3.9 “Group‑valued continuous functions with the topology of pointwise convergence” studies the function space C(X,G) where G is a topological group and X is a space, equipped with the pointwise convergence topology. The paper shows that under natural hypotheses this space is complete and retains continuity of group operations, providing a useful framework for harmonic analysis and the study of dual groups.

3.10 “Stationary and convergent strategies in Choquet games” distinguishes between stationary strategies (depending only on the current position) and convergent strategies (ensuring convergence to a point) in the classical Choquet game. The authors construct examples where the two notions diverge, thereby clarifying the landscape of winning strategies in topological games and suggesting new lines of inquiry about the relationship between game‑theoretic and topological properties.

3.11 “Linear sigma‑additivity and some applications” defines linear σ‑additivity for families of sets and demonstrates its usefulness in measure theory and functional analysis.

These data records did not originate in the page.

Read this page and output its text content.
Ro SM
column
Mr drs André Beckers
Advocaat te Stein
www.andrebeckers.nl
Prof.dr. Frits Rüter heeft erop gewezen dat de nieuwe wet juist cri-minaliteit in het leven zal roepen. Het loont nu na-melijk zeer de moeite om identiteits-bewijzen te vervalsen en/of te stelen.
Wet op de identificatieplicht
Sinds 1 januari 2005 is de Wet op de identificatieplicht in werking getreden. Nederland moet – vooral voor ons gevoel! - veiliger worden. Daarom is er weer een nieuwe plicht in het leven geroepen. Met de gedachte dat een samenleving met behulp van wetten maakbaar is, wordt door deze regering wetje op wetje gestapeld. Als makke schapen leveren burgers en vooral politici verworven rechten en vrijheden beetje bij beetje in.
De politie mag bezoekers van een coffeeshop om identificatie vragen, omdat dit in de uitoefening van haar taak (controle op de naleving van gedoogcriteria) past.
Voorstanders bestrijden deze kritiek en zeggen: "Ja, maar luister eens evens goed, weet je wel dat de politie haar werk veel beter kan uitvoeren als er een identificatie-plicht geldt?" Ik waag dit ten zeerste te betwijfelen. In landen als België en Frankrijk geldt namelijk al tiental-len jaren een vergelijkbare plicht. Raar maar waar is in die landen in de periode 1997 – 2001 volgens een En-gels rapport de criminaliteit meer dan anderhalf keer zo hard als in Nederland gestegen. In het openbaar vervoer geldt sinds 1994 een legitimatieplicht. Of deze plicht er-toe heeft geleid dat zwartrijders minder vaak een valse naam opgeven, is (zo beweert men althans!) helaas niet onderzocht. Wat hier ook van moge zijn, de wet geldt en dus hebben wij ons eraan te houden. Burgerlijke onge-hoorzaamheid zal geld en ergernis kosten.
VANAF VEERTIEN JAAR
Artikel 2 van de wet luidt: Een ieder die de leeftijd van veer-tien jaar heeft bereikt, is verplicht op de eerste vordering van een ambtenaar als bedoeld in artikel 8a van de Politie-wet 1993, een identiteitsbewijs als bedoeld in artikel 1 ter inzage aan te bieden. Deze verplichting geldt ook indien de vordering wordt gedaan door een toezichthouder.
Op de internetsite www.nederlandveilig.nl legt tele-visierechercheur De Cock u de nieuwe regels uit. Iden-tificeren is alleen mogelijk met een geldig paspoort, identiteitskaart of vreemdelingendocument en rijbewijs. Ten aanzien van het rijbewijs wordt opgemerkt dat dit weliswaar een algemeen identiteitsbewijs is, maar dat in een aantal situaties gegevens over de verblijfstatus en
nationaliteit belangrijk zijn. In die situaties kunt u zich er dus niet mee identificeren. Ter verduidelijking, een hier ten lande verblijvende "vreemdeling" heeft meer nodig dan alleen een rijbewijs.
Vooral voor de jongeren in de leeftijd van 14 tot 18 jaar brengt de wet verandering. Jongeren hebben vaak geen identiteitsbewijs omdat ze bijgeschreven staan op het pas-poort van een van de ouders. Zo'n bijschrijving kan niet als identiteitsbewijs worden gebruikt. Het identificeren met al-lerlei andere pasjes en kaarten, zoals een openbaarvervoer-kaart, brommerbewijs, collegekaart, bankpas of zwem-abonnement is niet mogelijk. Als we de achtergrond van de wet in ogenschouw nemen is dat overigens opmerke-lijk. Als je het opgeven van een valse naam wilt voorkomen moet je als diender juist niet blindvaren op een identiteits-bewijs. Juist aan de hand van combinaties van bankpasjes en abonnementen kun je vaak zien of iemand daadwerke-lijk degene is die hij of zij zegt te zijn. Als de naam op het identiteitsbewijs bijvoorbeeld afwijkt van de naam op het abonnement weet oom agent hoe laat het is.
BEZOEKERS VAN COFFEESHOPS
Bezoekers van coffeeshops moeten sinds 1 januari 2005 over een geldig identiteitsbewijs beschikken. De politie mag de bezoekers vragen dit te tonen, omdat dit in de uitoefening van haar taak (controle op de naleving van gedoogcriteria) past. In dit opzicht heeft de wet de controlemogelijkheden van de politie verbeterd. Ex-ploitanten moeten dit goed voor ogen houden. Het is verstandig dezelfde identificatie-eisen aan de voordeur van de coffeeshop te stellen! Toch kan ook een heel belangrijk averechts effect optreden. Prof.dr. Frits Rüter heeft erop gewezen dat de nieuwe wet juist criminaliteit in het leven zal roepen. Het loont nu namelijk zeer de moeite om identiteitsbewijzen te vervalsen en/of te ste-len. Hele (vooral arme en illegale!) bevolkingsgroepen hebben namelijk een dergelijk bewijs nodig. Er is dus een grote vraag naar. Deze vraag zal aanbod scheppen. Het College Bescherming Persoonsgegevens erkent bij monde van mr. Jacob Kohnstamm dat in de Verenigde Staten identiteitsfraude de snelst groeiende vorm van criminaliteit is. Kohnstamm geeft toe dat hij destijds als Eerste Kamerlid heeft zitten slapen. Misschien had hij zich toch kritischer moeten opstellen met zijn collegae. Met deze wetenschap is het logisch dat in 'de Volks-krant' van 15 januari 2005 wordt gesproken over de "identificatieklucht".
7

Several concrete applications are presented, including a new proof of a classic result about σ‑additive measures on vector spaces.

Section 4 revisits the list of open problems that have been circulating in earlier bulletins. For each problem the editors provide brief updates on any partial progress, references to recent preprints, and suggestions for promising approaches. Notably, the γ‑set problem under weak hypotheses, the existence of ultrafilters with property (s), and the interaction between club‑guessing and stationary reflection remain open, inviting further investigation.

Overall, this issue showcases how seemingly disparate topics—selection principles, ultrafilter theory, fixed‑point analysis, analytic group actions, large‑cardinal combinatorics, and topological games—are tightly interwoven. The announcements not only present new theorems but also introduce fresh techniques (e.g., refined coloring arguments, antidiamond constructions, and pointwise‑convergence analyses) that are likely to influence future research across several domains of set‑theoretic topology and its applications.